Drupal revision removal and database cleanup by brute force

We had a website with >500,000 old revisions in their database. There is a nice module for knocking out small numbers of revisions called http://drupal.org/project/revision_deletion. But, to quickly remove a large set we wrote this script.

The general idea is to remove all revisions older than a certain date and then do the same for each CCK table. No matter what date limit you pick the current revision is not deleted.
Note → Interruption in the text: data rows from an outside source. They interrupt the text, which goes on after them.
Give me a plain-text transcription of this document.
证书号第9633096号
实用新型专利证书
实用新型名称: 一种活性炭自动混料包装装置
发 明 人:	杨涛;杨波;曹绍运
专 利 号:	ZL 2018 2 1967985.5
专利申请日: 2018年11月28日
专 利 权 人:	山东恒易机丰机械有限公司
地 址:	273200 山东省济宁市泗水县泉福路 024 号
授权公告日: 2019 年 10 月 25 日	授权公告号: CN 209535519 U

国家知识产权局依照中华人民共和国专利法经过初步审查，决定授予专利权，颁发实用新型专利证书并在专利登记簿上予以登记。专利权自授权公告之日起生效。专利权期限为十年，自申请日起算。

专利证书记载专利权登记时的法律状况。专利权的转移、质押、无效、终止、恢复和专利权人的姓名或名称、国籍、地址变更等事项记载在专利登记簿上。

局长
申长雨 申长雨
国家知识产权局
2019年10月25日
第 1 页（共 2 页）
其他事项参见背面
WARNING: it makes assumptions about your table naming conventions -- use only on a backup

<?php
// Note - this is for Drupal 6.x
function remove_revisions() {
 
 
// Set limit for revision age
 
$days_ago = 30;
 
 
// delete all revisions from node_revisions
 
$limit = time() - (60*60*24*$days_ago);
 
$sql = "DELETE FROM node_revisions WHERE timestamp < $limit AND vid NOT IN (SELECT vid FROM node)";
 
db_query($sql);
 
 
$rows = db_affected_rows();
 
drupal_set_message("$rows revisions deleted -- node_revisions");
 
 
$table_types = array('content_field_%%', 'content_type_%%');
 
 
// remove orphaned data from CCK content tables
 
foreach($table_types as $table_type) {
   
$result= db_query("SHOW TABLES LIKE '$table_type'");
    while (
$row = db_fetch_array($result)) {
     
$table = current($row);
     
$sql = "DELETE FROM $table WHERE vid NOT IN (SELECT vid FROM node_revisions)";
     
db_query($sql);
     
$rows = db_affected_rows();
     
drupal_set_message("$rows revisions deleted -- $table");
    }
  }
}
?>